Levante sul-americano

Simpatizantes de Evo entram em confronto com opositores

Tantas manifestações na América do Sul têm deixado o governo brasileiro aflito: as reformas econômicas que ele conduz, há muito tempo necessárias, causam reações de grupos com capacidade de mobilização. 

Mas afinal, qual a anatomia dos grandes movimentos populares, e quais as condições de possibilidade de sua contaminação para outros países? Com base nas minhas coberturas da Primavera Árabe e de muitos outros levantes, incluindo os da América Latina, proponho aqui alguns aprendizados.

A primeira condição é uma longa história de ressentimentos armazenados. O ressentimento é a combinação de tristeza e raiva.

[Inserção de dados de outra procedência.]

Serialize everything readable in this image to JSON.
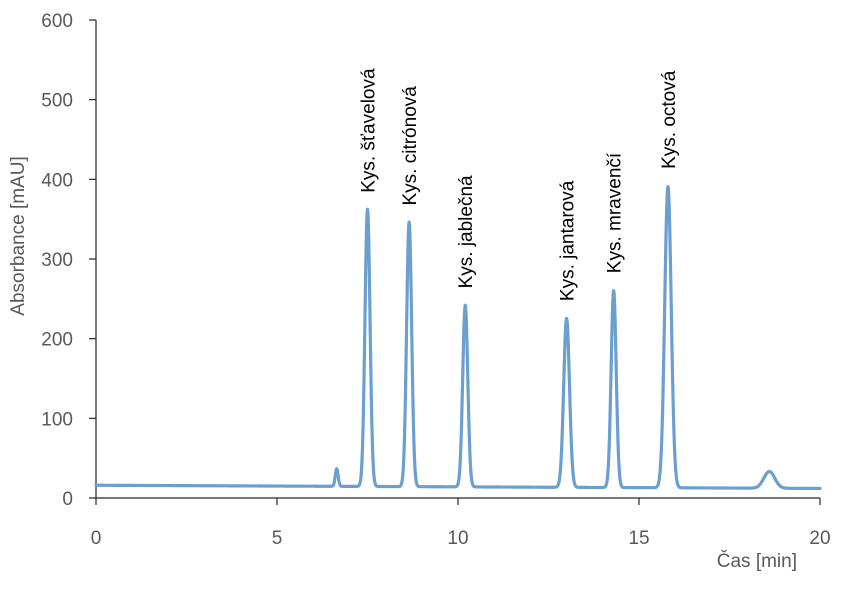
{
  "chart_data": {
    "type": "line",
    "xlabel": "Čas [min]",
    "ylabel": "Absorbance [mAU]",
    "xlim": [
      0,
      20
    ],
    "ylim": [
      0,
      600
    ],
    "x_ticks": [
      0,
      5,
      10,
      15,
      20
    ],
    "y_ticks": [
      0,
      100,
      200,
      300,
      400,
      500,
      600
    ],
    "x_tick_labels": [
      "0",
      "5",
      "10",
      "15",
      "20"
    ],
    "y_tick_labels": [
      "0",
      "100",
      "200",
      "300",
      "400",
      "500",
      "600"
    ],
    "grid": false,
    "legend": "none",
    "line_color": "#6A9FCF",
    "baseline": {
      "start": 16,
      "end": 12
    },
    "peaks": [
      {
        "t": 6.65,
        "height": 22,
        "width": 0.04
      },
      {
        "t": 7.5,
        "height": 348,
        "width": 0.07,
        "label": "Kys. šťavelová"
      },
      {
        "t": 8.65,
        "height": 332,
        "width": 0.07,
        "label": "Kys. citrónová"
      },
      {
        "t": 10.2,
        "height": 228,
        "width": 0.07,
        "label": "Kys. jablečná"
      },
      {
        "t": 13.0,
        "height": 212,
        "width": 0.08,
        "label": "Kys. jantarová"
      },
      {
        "t": 14.3,
        "height": 247,
        "width": 0.07,
        "label": "Kys. mravenčí"
      },
      {
        "t": 15.8,
        "height": 378,
        "width": 0.09,
        "label": "Kys. octová"
      },
      {
        "t": 18.6,
        "height": 21,
        "width": 0.15
      }
    ]
  }
}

Ele é diretamente proporcional ao montante de expectativas frustradas.

Na Primavera Árabe, isso se acumulou por 59 anos no Egito, 55 na Tunísia, 42 na Líbia e 41 na Síria, a contar do início de cada ditadura militar.

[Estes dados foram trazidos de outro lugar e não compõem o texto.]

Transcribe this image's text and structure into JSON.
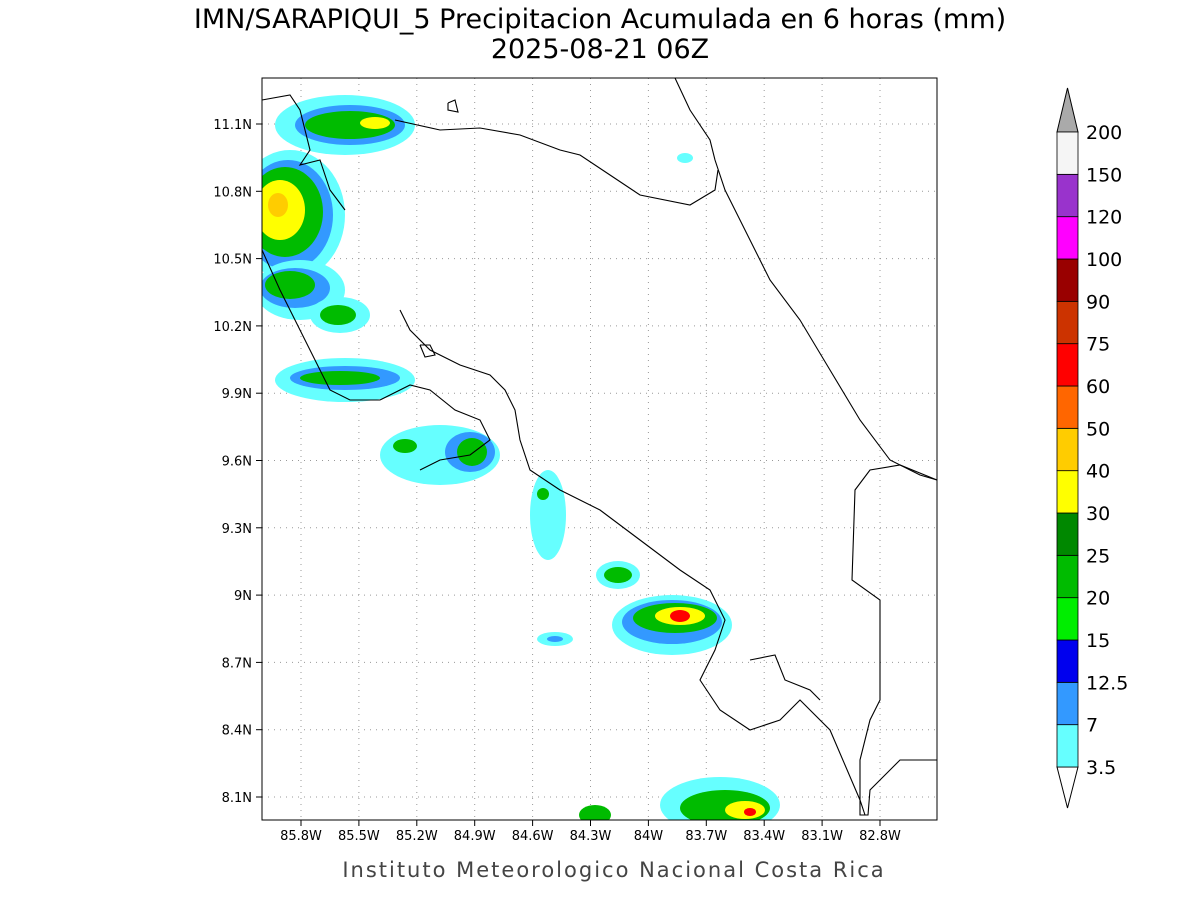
{
  "title": "IMN/SARAPIQUI_5 Precipitacion Acumulada en 6 horas (mm)",
  "subtitle": "2025-08-21 06Z",
  "footer": "Instituto Meteorologico Nacional Costa Rica",
  "lon_labels": [
    "85.8W",
    "85.5W",
    "85.2W",
    "84.9W",
    "84.6W",
    "84.3W",
    "84W",
    "83.7W",
    "83.4W",
    "83.1W",
    "82.8W"
  ],
  "lat_labels": [
    "11.1N",
    "10.8N",
    "10.5N",
    "10.2N",
    "9.9N",
    "9.6N",
    "9.3N",
    "9N",
    "8.7N",
    "8.4N",
    "8.1N"
  ],
  "colorbar": {
    "levels": [
      3.5,
      7,
      12.5,
      15,
      20,
      25,
      30,
      40,
      50,
      60,
      75,
      90,
      100,
      120,
      150,
      200
    ],
    "colors": [
      "#66ffff",
      "#3399ff",
      "#0000ee",
      "#00ee00",
      "#00bb00",
      "#008800",
      "#ffff00",
      "#ffcc00",
      "#ff6600",
      "#ff0000",
      "#cc3300",
      "#990000",
      "#ff00ff",
      "#9933cc",
      "#f5f5f5"
    ],
    "under_color": "#ffffff",
    "over_color": "#aaaaaa"
  }
}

Na América do Sul, os processos são mais recentes. Na Bolívia, o cronômetro foi zerado em 2006, com a chegada de Evo Morales à presidência. 

No Chile, democrático desde 1990, os eleitores vêm alternando entre Michelle Bachelet, de centro-esquerda, e Sebastián Piñera, de centro-direita, há mais de 13 anos. A percepção dos que foram às ruas é a de que seus dois maiores problemas não se resolveram: o custo do ensino superior, para os jovens, e a dificuldade de garantir aposentadoria digna, para os mais velhos.

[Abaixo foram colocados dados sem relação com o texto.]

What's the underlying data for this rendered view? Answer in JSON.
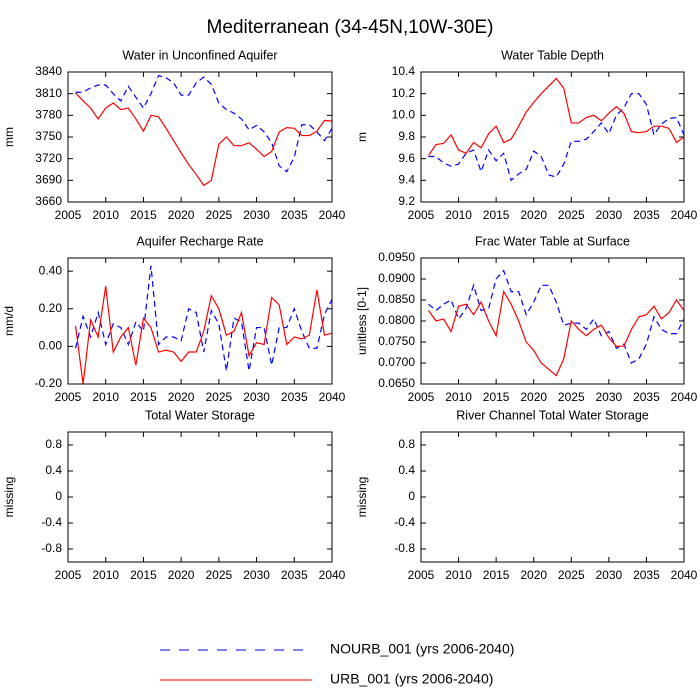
{
  "title": "Mediterranean (34-45N,10W-30E)",
  "chart_data": [
    {
      "type": "line",
      "title": "Water in Unconfined Aquifer",
      "ylabel": "mm",
      "x": [
        2006,
        2007,
        2008,
        2009,
        2010,
        2011,
        2012,
        2013,
        2014,
        2015,
        2016,
        2017,
        2018,
        2019,
        2020,
        2021,
        2022,
        2023,
        2024,
        2025,
        2026,
        2027,
        2028,
        2029,
        2030,
        2031,
        2032,
        2033,
        2034,
        2035,
        2036,
        2037,
        2038,
        2039,
        2040
      ],
      "series": [
        {
          "name": "NOURB_001 (yrs 2006-2040)",
          "color": "#0000ff",
          "dashed": true,
          "values": [
            3812,
            3812,
            3818,
            3822,
            3822,
            3810,
            3800,
            3820,
            3805,
            3790,
            3810,
            3835,
            3832,
            3825,
            3808,
            3808,
            3825,
            3833,
            3823,
            3797,
            3788,
            3783,
            3775,
            3760,
            3766,
            3757,
            3742,
            3710,
            3702,
            3722,
            3767,
            3767,
            3757,
            3745,
            3762
          ]
        },
        {
          "name": "URB_001 (yrs 2006-2040)",
          "color": "#ff0000",
          "dashed": false,
          "values": [
            3811,
            3800,
            3790,
            3775,
            3790,
            3797,
            3788,
            3790,
            3775,
            3758,
            3780,
            3778,
            3762,
            3745,
            3728,
            3712,
            3698,
            3683,
            3690,
            3740,
            3750,
            3738,
            3738,
            3742,
            3733,
            3723,
            3730,
            3757,
            3763,
            3762,
            3752,
            3752,
            3758,
            3773,
            3772
          ]
        }
      ],
      "xlim": [
        2005,
        2040
      ],
      "xticks": [
        2005,
        2010,
        2015,
        2020,
        2025,
        2030,
        2035,
        2040
      ],
      "ylim": [
        3660,
        3840
      ],
      "yticks": [
        3660,
        3690,
        3720,
        3750,
        3780,
        3810,
        3840
      ]
    },
    {
      "type": "line",
      "title": "Water Table Depth",
      "ylabel": "m",
      "x": [
        2006,
        2007,
        2008,
        2009,
        2010,
        2011,
        2012,
        2013,
        2014,
        2015,
        2016,
        2017,
        2018,
        2019,
        2020,
        2021,
        2022,
        2023,
        2024,
        2025,
        2026,
        2027,
        2028,
        2029,
        2030,
        2031,
        2032,
        2033,
        2034,
        2035,
        2036,
        2037,
        2038,
        2039,
        2040
      ],
      "series": [
        {
          "name": "NOURB_001 (yrs 2006-2040)",
          "color": "#0000ff",
          "dashed": true,
          "values": [
            9.62,
            9.62,
            9.56,
            9.53,
            9.55,
            9.65,
            9.68,
            9.48,
            9.68,
            9.58,
            9.65,
            9.4,
            9.46,
            9.5,
            9.67,
            9.62,
            9.45,
            9.43,
            9.55,
            9.76,
            9.76,
            9.78,
            9.85,
            9.93,
            9.83,
            10.0,
            10.07,
            10.2,
            10.2,
            10.1,
            9.82,
            9.92,
            9.97,
            9.98,
            9.82
          ]
        },
        {
          "name": "URB_001 (yrs 2006-2040)",
          "color": "#ff0000",
          "dashed": false,
          "values": [
            9.63,
            9.73,
            9.74,
            9.82,
            9.68,
            9.65,
            9.75,
            9.7,
            9.83,
            9.9,
            9.75,
            9.78,
            9.9,
            10.03,
            10.12,
            10.2,
            10.27,
            10.34,
            10.25,
            9.93,
            9.93,
            9.98,
            10.0,
            9.95,
            10.02,
            10.08,
            10.02,
            9.85,
            9.84,
            9.85,
            9.9,
            9.9,
            9.88,
            9.75,
            9.8
          ]
        }
      ],
      "xlim": [
        2005,
        2040
      ],
      "xticks": [
        2005,
        2010,
        2015,
        2020,
        2025,
        2030,
        2035,
        2040
      ],
      "ylim": [
        9.2,
        10.4
      ],
      "yticks": [
        9.2,
        9.4,
        9.6,
        9.8,
        {
          "value": 10,
          "label": "10.0"
        },
        10.2,
        10.4
      ]
    },
    {
      "type": "line",
      "title": "Aquifer Recharge Rate",
      "ylabel": "mm/d",
      "x": [
        2006,
        2007,
        2008,
        2009,
        2010,
        2011,
        2012,
        2013,
        2014,
        2015,
        2016,
        2017,
        2018,
        2019,
        2020,
        2021,
        2022,
        2023,
        2024,
        2025,
        2026,
        2027,
        2028,
        2029,
        2030,
        2031,
        2032,
        2033,
        2034,
        2035,
        2036,
        2037,
        2038,
        2039,
        2040
      ],
      "series": [
        {
          "name": "NOURB_001 (yrs 2006-2040)",
          "color": "#0000ff",
          "dashed": true,
          "values": [
            -0.01,
            0.16,
            0.05,
            0.18,
            0.01,
            0.12,
            0.1,
            0.01,
            0.13,
            0.08,
            0.43,
            0.01,
            0.05,
            0.05,
            0.03,
            0.2,
            0.18,
            -0.03,
            0.19,
            0.12,
            -0.13,
            0.15,
            0.13,
            -0.13,
            0.1,
            0.1,
            -0.1,
            0.1,
            0.1,
            0.2,
            0.08,
            -0.01,
            -0.01,
            0.17,
            0.25
          ]
        },
        {
          "name": "URB_001 (yrs 2006-2040)",
          "color": "#ff0000",
          "dashed": false,
          "values": [
            0.11,
            -0.2,
            0.14,
            0.05,
            0.32,
            -0.03,
            0.05,
            0.1,
            -0.1,
            0.15,
            0.1,
            -0.03,
            -0.02,
            -0.03,
            -0.08,
            -0.03,
            -0.03,
            0.08,
            0.27,
            0.2,
            0.06,
            0.08,
            0.18,
            -0.05,
            0.02,
            0.01,
            0.26,
            0.22,
            0.01,
            0.05,
            0.04,
            0.06,
            0.3,
            0.06,
            0.07
          ]
        }
      ],
      "xlim": [
        2005,
        2040
      ],
      "xticks": [
        2005,
        2010,
        2015,
        2020,
        2025,
        2030,
        2035,
        2040
      ],
      "ylim": [
        -0.2,
        0.47
      ],
      "yticks": [
        {
          "value": -0.2,
          "label": "-0.20"
        },
        {
          "value": 0,
          "label": "0.00"
        },
        {
          "value": 0.2,
          "label": "0.20"
        },
        {
          "value": 0.4,
          "label": "0.40"
        }
      ]
    },
    {
      "type": "line",
      "title": "Frac Water Table at Surface",
      "ylabel": "unitless [0-1]",
      "x": [
        2006,
        2007,
        2008,
        2009,
        2010,
        2011,
        2012,
        2013,
        2014,
        2015,
        2016,
        2017,
        2018,
        2019,
        2020,
        2021,
        2022,
        2023,
        2024,
        2025,
        2026,
        2027,
        2028,
        2029,
        2030,
        2031,
        2032,
        2033,
        2034,
        2035,
        2036,
        2037,
        2038,
        2039,
        2040
      ],
      "series": [
        {
          "name": "NOURB_001 (yrs 2006-2040)",
          "color": "#0000ff",
          "dashed": true,
          "values": [
            0.084,
            0.0825,
            0.084,
            0.085,
            0.0805,
            0.083,
            0.0885,
            0.0825,
            0.083,
            0.09,
            0.092,
            0.087,
            0.087,
            0.0815,
            0.0845,
            0.0885,
            0.0885,
            0.0845,
            0.079,
            0.0795,
            0.0795,
            0.078,
            0.0805,
            0.0765,
            0.0775,
            0.0735,
            0.0745,
            0.07,
            0.071,
            0.0745,
            0.081,
            0.078,
            0.077,
            0.077,
            0.0805
          ]
        },
        {
          "name": "URB_001 (yrs 2006-2040)",
          "color": "#ff0000",
          "dashed": false,
          "values": [
            0.0825,
            0.08,
            0.0805,
            0.0775,
            0.0835,
            0.084,
            0.0815,
            0.0845,
            0.08,
            0.0765,
            0.087,
            0.084,
            0.08,
            0.075,
            0.073,
            0.07,
            0.0685,
            0.067,
            0.071,
            0.08,
            0.078,
            0.0765,
            0.078,
            0.079,
            0.076,
            0.074,
            0.074,
            0.078,
            0.081,
            0.0815,
            0.0835,
            0.0805,
            0.082,
            0.085,
            0.0825
          ]
        }
      ],
      "xlim": [
        2005,
        2040
      ],
      "xticks": [
        2005,
        2010,
        2015,
        2020,
        2025,
        2030,
        2035,
        2040
      ],
      "ylim": [
        0.065,
        0.095
      ],
      "yticks": [
        {
          "value": 0.065,
          "label": "0.0650"
        },
        {
          "value": 0.07,
          "label": "0.0700"
        },
        {
          "value": 0.075,
          "label": "0.0750"
        },
        {
          "value": 0.08,
          "label": "0.0800"
        },
        {
          "value": 0.085,
          "label": "0.0850"
        },
        {
          "value": 0.09,
          "label": "0.0900"
        },
        {
          "value": 0.095,
          "label": "0.0950"
        }
      ]
    },
    {
      "type": "line",
      "title": "Total Water Storage",
      "ylabel": "missing",
      "xlim": [
        2005,
        2040
      ],
      "xticks": [
        2005,
        2010,
        2015,
        2020,
        2025,
        2030,
        2035,
        2040
      ],
      "ylim": [
        -1,
        1
      ],
      "yticks": [
        -0.8,
        -0.4,
        0,
        0.4,
        0.8
      ]
    },
    {
      "type": "line",
      "title": "River Channel Total Water Storage",
      "ylabel": "missing",
      "xlim": [
        2005,
        2040
      ],
      "xticks": [
        2005,
        2010,
        2015,
        2020,
        2025,
        2030,
        2035,
        2040
      ],
      "ylim": [
        -1,
        1
      ],
      "yticks": [
        -0.8,
        -0.4,
        0,
        0.4,
        0.8
      ]
    }
  ]
}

Faz 25 anos que alguém um pouco mais à esquerda não governa a Colômbia. O último foi Cesar Gaviria, (1990-94). No ano passado, assumiu um presidente assumidamente de direita, Iván Duque. Essa falta de alternância ideológica e os problemas do dia a dia estão levando muitos colombianos às ruas.

Como se vê, a natureza das frustrações é diferente, mas em todos os casos ela conduz a uma sensação de falta de saída. Se você já viu um animal acuado, sabe como ele reage: avançando contra quem está na frente. 

No Brasil, a estabilização da inflação nos anos 90, com seus ganhos reais no poder aquisitivo; as privatizações, que tornaram a telefonia celular acessível; a expansão do Bolsa Família, o aumento dos benefícios previdenciários e a situação de quase pleno emprego com carteira assinada formam um ciclo encerrado em 2011. De lá para cá, as más notícias vêm se avolumando. 

A primeira resposta foram as manifestações de 2013, dissipadas pela violência dos black blocks e da polícia, que fizeram a classe média voltar para casa. Ela retornou às ruas em 2015, no impeachment de Dilma Rousseff. 

Quatro anos não são um tempo longo, nem para os padrões sul-americanos. Mas é preciso multiplicá-los pela gravidade da crise, expressa nesse número: 12,4 milhões de desempregados (11,6%). Então, acho que podemos dar essa condição como atendida.

São necessárias lideranças para um movimento popular tomar corpo? Não. Tanto a Primavera Árabe quanto o Brasil de 2013 quanto as últimas manifestações na América do Sul foram espontâneas (no impeachment de Dilma, lideranças surgidas em 2013 tiveram um papel). Então o atual descrédito da esquerda não serve de alento para o governo.

Por último, um país pode contaminar o outro? Se houver suficiente ressentimento armazenado, sim. Isso ficou claro tanto nos países árabes quanto nos nossos vizinhos. É o efeito-demonstração. As pessoas veem os protestos em outros países e se perguntam: por que a gente não vai para a rua aqui também?

Reformas e ajustes como os que o Brasil está fazendo são muitas vezes percebidos como perdas de direitos. Os ganhos para a maioria da população demoram a aparecer. 

Grupos que estão perdendo seus privilégios, que são bem organizados e conseguem gritar alto, são capazes de desencadear um movimento, arrastando camadas da população que seriam beneficiadas pelas reformas, mas que não sabem disso. 

O governo precisa ter calma e clareza de objetivos.